L'enquête préliminaire de la Police judiciaire de Lille se terminera à l'automne. Mais il n'y a aucun élément nouveau pouvant attester une thèse criminelle. On s'oriente vers un classement sans suite. » Le procureur de Lille, Frédéric Fèvre, ne laisse guère planer de doute sur l'épilogue de l'affaire des «noyés de la Deûle » : la disparition en début d'année de trois jeunes hommes (John Ani, 33 ans, Thomas Ducroo, 26 ans et Jean-Mériadec Le Tarnec, 22 ans, un étudiant en droit originaire d'Auneuil dans l'Oise) retrouvés plus tard noyés, dans le centre historique de Lille. Dans les trois cas, il s'agit de jeunes hommes, étudiants ou jeunes actifs, qui rentraient seuls chez eux, après avoir fait la fête tard dans la nuit.

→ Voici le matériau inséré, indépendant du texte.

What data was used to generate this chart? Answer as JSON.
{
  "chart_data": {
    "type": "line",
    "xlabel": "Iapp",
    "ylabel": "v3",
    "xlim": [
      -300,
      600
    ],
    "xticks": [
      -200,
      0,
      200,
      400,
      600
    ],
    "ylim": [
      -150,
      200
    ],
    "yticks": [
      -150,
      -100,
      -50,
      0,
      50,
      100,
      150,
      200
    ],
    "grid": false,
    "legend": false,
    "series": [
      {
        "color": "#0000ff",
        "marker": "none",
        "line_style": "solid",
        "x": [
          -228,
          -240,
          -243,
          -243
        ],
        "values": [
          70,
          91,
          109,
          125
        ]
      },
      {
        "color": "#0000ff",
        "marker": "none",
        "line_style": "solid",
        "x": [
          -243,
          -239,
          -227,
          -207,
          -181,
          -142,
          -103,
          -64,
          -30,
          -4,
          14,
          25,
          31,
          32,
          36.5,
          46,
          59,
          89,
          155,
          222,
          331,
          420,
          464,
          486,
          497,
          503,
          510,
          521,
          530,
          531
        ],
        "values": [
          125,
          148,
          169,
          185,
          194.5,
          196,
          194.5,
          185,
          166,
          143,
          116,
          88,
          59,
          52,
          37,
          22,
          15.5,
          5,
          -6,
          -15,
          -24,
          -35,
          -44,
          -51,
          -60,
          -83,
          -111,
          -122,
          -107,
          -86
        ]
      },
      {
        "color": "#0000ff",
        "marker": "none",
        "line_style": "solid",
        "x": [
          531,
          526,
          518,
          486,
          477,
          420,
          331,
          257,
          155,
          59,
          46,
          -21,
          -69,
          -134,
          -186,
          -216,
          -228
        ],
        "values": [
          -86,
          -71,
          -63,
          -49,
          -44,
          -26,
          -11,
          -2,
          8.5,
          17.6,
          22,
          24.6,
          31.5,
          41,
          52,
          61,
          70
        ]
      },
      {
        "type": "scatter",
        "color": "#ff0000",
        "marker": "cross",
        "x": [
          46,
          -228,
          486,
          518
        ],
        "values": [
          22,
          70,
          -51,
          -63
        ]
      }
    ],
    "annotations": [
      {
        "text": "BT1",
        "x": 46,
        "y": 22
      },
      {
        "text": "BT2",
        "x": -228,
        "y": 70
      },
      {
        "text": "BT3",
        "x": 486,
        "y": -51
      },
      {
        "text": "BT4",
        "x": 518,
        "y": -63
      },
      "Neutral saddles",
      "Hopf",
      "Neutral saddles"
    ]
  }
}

Le procureur de Lille et les enquêteurs n'avaient jamais voulu faire de rapprochement entre les trois cas. L'autopsie des corps avait aussi permis de déterminer que les trois disparus étaient morts par noyade et ne portaient aucune trace de coups.
Soupçons d'homophobie
Malgré cela, une sorte de psychose avait vu le jour, alimentée par des témoignages notamment sur internet. «Des accidents ? Je n'y crois pas une seconde », «je suis en colère par cette série qu'on nous fait classer en "accident", en "beuverie"», écrivaient alors des internautes. Le magasine gay Têtu a aussi mis en avant «un soupçon d'homophobie » à propos des trois affaires, se fondant sur le fait que «John était connu pour fréquenter les lieux gays du quartier », et que «Thomas a été aperçu pour la dernière fois en sortant du Privilège, un bar gay ». Un internaute avait réagi en disant qu'il avait lui-même été victime d'une agression homophobe, avec un «deal simple » : «Tu sautes ou alors tu as un coup de couteau. »

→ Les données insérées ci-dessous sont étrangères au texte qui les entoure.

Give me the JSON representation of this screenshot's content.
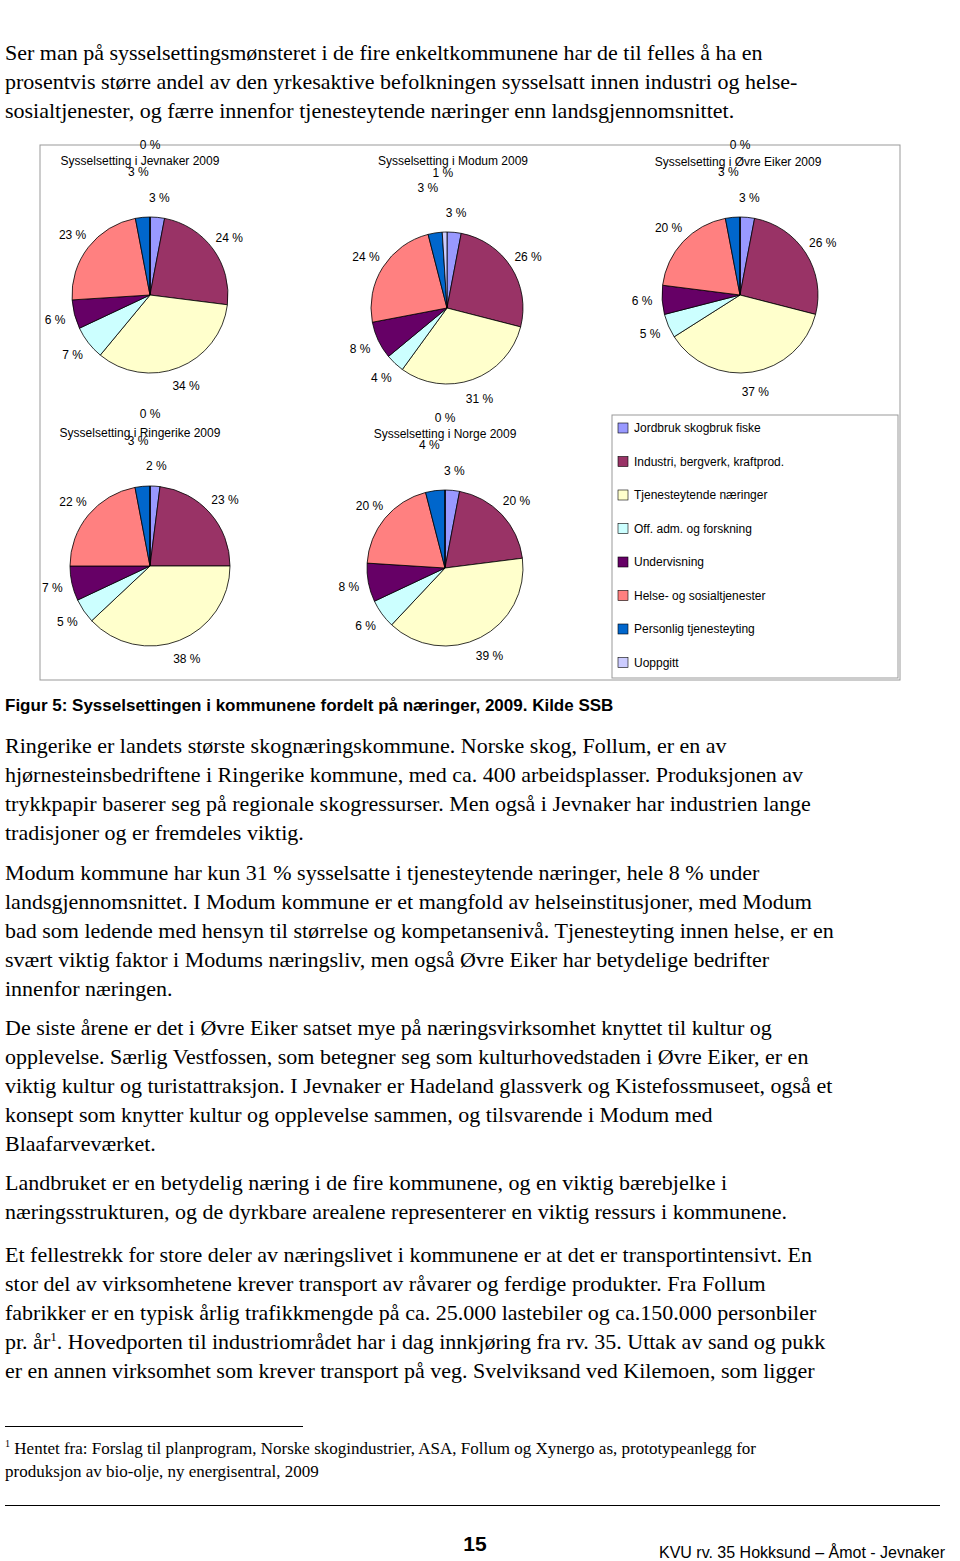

Le procureur de la République de Lille balaie ses thèses en mettant en avant le sérieux de l'enquête. «Les policiers ont eu beaucoup de personnes qui se sont manifestées pour témoigner. Tout a été vérifié avec sérieux, mais à chaque fois on est arrivés dans une impasse. C'était des plaisantins ou des gens mal informés. », explique-t-il à nos confrères de la Voix du Nord. Des surveillances nocturnes ont également été mises en place. En vain.
Le classement sans suite ne satisfait pas certains proches des victimes notamment la compagne de Thomas Ducroo. Elle envisage un dépôt de plainte avec constitution de partie civile, qui entraînerait la saisine d'un juge d'instruction et une nouvelle enquête.